In this work, five different ImageNet-trained CNN architectures (VGG16, VGG19, InceptionV3, ResNet50 and Xception) were analysed and used as glaucoma classifiers. Using only publicly available databases, the Xception architecture shows the best performance for glaucoma classification, which was evaluated as the trade-off between the AUC and the number of parameters of the CNN. Based on the 1707 images and data augmentation technique, an average AUC of 0.9605 with a 95% confidence interval of 95.92–97.07%, an average specificity of 0.8580 and an average sensitivity of 0.9346 were obtained after fine-tuned the Xception architecture, significantly improving other state-of-the-art works.

Moreover, an additional analysis shows that the fine-tuned model has competitive performance when it is tested on images that come from a completely different database. This experiment differs to the common approach in which a subset of a database is used for training and the other subset is used for testing. Using the ACRIMA database as test set only, an AUC of 0.7678 with a 95% confidence interval of 68.41–81.81% was obtained.

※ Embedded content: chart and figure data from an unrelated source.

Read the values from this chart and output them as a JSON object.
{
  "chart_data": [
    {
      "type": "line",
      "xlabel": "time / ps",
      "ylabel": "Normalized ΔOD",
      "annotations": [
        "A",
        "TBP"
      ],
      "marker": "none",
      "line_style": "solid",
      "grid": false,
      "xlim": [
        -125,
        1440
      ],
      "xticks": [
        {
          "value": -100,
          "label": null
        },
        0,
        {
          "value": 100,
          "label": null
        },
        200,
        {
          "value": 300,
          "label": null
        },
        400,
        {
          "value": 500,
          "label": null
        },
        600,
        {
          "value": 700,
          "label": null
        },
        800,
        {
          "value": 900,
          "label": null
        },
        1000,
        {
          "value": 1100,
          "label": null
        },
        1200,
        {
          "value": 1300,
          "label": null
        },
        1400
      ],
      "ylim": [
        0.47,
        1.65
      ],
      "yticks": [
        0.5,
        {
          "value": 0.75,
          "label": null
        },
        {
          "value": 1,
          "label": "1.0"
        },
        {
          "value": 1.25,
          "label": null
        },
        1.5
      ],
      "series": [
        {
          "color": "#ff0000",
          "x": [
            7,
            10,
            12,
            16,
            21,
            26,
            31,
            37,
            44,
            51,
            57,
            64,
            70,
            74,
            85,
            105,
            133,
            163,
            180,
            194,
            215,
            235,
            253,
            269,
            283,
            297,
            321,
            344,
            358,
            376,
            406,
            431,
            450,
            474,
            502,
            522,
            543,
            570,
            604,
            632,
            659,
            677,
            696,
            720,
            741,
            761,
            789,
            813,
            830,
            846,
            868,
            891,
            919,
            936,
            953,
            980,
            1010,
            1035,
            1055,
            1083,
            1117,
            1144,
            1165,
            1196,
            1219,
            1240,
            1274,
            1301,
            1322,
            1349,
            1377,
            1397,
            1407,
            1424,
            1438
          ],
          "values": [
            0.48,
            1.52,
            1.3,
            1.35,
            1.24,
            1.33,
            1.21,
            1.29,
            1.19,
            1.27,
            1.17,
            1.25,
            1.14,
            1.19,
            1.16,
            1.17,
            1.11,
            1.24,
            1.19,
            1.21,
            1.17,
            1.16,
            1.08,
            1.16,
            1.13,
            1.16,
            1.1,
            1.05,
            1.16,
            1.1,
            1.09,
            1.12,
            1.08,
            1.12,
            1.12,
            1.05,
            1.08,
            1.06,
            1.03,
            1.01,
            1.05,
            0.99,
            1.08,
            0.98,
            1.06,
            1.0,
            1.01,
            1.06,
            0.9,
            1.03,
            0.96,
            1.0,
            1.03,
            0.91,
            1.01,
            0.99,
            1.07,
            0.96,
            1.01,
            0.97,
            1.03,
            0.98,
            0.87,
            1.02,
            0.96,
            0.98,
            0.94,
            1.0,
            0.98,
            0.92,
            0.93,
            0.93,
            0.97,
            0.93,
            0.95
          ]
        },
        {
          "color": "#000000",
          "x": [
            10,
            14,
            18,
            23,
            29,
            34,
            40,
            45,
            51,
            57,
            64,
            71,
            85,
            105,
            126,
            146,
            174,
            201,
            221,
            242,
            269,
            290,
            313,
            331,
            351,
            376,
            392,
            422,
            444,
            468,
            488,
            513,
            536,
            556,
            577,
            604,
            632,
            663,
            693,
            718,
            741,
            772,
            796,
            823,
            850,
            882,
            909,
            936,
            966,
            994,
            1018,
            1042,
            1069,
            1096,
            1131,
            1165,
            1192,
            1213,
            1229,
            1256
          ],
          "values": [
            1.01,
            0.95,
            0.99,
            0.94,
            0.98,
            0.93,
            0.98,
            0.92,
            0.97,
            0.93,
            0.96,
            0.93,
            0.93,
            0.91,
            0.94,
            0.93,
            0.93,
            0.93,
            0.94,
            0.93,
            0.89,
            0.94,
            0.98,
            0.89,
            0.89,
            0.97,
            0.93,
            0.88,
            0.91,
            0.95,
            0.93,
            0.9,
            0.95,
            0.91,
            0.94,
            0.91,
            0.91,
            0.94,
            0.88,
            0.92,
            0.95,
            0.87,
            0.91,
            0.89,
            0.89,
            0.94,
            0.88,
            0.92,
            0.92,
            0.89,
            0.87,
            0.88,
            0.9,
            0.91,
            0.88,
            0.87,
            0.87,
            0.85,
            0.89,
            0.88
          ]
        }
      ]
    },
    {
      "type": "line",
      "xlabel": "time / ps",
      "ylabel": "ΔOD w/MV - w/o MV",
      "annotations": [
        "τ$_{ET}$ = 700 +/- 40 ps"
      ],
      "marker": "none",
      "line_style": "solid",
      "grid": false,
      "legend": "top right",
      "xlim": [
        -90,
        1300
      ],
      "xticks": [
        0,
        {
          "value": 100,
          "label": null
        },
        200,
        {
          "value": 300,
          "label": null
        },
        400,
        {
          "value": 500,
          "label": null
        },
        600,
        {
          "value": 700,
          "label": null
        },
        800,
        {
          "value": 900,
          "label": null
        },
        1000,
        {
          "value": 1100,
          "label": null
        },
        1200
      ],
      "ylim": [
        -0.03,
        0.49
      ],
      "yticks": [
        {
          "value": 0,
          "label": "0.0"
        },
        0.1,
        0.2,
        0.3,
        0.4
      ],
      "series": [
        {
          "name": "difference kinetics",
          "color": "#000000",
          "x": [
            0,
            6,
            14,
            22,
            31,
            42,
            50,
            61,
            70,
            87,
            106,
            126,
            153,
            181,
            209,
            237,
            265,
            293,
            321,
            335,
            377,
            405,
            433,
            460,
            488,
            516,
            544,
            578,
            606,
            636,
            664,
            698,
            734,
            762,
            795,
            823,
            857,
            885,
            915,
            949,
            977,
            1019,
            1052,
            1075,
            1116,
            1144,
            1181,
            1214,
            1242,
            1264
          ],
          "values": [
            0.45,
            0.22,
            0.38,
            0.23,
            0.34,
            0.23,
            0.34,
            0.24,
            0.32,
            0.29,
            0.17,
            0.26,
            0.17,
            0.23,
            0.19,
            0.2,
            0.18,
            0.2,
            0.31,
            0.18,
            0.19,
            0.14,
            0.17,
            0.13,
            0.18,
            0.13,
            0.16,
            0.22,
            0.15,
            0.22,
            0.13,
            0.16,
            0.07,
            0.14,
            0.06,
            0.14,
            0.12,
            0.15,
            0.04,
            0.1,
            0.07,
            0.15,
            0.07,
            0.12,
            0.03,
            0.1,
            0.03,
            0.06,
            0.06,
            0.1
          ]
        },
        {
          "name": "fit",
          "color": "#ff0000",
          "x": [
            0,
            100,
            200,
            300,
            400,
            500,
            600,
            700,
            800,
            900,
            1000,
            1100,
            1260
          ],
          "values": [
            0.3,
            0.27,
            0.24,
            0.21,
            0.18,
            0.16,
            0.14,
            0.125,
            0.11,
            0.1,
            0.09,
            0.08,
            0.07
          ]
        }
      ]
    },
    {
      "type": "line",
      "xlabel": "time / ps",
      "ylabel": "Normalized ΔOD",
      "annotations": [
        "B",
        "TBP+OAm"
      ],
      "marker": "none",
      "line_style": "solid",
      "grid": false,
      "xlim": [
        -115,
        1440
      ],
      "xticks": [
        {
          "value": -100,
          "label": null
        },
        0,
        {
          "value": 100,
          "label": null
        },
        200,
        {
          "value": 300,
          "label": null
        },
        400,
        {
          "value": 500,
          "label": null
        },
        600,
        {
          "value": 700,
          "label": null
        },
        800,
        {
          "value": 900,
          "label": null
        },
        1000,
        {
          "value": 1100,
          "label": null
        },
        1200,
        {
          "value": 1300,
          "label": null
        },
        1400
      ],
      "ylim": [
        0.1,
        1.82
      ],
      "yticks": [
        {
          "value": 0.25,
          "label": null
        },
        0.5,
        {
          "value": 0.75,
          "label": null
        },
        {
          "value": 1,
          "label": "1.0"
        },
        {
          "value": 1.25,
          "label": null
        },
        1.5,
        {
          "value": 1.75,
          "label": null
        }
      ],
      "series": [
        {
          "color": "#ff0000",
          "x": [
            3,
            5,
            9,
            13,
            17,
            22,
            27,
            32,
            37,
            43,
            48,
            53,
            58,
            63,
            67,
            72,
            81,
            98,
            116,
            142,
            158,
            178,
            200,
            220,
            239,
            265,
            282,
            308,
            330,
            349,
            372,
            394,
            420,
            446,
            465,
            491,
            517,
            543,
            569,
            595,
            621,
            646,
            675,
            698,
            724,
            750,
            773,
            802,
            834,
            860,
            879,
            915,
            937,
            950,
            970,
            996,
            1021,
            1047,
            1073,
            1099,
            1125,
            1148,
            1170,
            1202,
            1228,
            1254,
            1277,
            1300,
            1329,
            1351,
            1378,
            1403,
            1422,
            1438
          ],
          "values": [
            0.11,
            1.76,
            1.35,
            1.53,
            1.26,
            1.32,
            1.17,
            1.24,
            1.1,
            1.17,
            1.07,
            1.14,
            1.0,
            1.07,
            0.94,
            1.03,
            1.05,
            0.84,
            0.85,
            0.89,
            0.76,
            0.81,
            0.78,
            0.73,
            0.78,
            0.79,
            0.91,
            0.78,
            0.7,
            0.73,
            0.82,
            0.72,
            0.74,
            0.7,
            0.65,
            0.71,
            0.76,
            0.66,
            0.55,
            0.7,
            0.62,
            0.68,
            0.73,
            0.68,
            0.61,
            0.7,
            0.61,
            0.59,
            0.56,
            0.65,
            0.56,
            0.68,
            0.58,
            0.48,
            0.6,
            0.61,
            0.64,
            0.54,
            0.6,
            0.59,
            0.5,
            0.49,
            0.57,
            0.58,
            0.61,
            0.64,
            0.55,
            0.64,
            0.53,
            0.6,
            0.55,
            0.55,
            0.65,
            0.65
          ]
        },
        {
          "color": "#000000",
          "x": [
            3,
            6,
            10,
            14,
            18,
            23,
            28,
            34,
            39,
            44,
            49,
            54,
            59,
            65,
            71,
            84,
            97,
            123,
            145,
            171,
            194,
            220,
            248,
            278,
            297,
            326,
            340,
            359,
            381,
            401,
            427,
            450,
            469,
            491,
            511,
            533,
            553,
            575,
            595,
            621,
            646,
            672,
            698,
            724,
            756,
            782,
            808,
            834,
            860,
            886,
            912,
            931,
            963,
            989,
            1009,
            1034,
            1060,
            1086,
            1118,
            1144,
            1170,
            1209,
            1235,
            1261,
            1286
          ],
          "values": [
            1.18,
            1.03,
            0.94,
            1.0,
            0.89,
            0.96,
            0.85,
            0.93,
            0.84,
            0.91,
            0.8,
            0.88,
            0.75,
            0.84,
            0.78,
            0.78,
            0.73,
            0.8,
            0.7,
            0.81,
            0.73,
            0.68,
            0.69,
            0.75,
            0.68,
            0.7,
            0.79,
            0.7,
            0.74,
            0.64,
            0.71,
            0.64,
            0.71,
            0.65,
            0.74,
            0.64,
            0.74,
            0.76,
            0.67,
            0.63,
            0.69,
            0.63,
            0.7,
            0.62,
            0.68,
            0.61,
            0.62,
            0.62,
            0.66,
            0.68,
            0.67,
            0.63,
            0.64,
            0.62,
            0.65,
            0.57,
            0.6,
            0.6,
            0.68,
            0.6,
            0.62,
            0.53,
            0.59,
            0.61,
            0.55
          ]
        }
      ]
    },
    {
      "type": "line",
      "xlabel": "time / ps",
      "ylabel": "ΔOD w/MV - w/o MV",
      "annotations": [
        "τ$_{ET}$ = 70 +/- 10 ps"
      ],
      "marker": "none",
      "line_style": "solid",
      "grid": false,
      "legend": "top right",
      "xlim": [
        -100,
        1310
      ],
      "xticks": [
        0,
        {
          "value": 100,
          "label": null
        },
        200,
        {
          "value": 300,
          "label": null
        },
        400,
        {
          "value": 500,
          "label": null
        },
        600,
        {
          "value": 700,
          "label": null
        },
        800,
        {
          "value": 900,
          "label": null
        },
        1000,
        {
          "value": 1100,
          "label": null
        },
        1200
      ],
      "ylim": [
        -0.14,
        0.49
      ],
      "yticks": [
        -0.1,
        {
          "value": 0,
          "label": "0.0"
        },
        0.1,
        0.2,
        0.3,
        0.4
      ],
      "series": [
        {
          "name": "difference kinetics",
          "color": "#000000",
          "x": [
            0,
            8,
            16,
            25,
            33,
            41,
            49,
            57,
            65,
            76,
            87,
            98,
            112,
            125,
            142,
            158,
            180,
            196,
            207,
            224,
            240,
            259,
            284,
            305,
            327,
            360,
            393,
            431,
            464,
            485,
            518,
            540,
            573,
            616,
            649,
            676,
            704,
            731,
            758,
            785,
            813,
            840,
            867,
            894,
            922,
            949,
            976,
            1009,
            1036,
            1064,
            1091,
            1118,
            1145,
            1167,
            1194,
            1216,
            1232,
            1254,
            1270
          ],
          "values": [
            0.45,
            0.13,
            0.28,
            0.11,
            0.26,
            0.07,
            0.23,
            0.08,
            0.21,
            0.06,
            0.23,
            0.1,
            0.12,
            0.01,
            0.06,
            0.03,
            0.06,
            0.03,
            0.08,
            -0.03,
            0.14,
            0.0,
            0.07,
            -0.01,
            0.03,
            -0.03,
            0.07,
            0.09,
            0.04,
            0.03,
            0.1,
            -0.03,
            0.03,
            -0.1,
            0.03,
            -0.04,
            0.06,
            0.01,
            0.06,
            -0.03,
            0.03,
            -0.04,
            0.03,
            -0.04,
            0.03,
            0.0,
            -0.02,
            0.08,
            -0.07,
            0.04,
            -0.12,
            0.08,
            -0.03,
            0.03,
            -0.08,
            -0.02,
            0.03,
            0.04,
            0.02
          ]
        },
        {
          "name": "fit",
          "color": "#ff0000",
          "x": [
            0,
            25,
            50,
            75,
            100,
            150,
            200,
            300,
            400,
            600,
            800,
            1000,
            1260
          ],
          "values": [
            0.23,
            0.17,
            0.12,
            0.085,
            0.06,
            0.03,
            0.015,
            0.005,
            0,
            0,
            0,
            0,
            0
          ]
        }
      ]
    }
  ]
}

The same experiment was done for the other four public databases: HRF, Drishti-GS1, RIM-ONE, sjchoi86-HRF, obtaining an AUC of 0.8354, 0.8041, 0.8575 and 0.7739, respectively.

ACRIMAFootnote 2 database is composed of 396 glaucomatous images and 309 normal images and could be easily used as a testbed for further comparisons and/or analysis. The authors encourage the scientist community to test their models using the new publicly available database and compare their results with the method proposed in this paper.

As a further work, the use of synthetic images for training the CNNs could be of great interest to increase the number of training images. In this way, we could train even more robust glaucoma classifiers.

Limitations of the study

Although we used a rather big database and used data augmentation to fine-tune the CNNs, there is still a limitation when trying to generalise. As it was shown in Table 4, the performance decreased when testing the CNN on databases different from those used for training. Additionally to this problem, we found that the different labelling criteria is another issue we faced when developing automatic glaucoma assessment systems. Most of the publicly available databases differ in the way they are labelled, the information clinical experts used to assess images and the quality of the fundus images.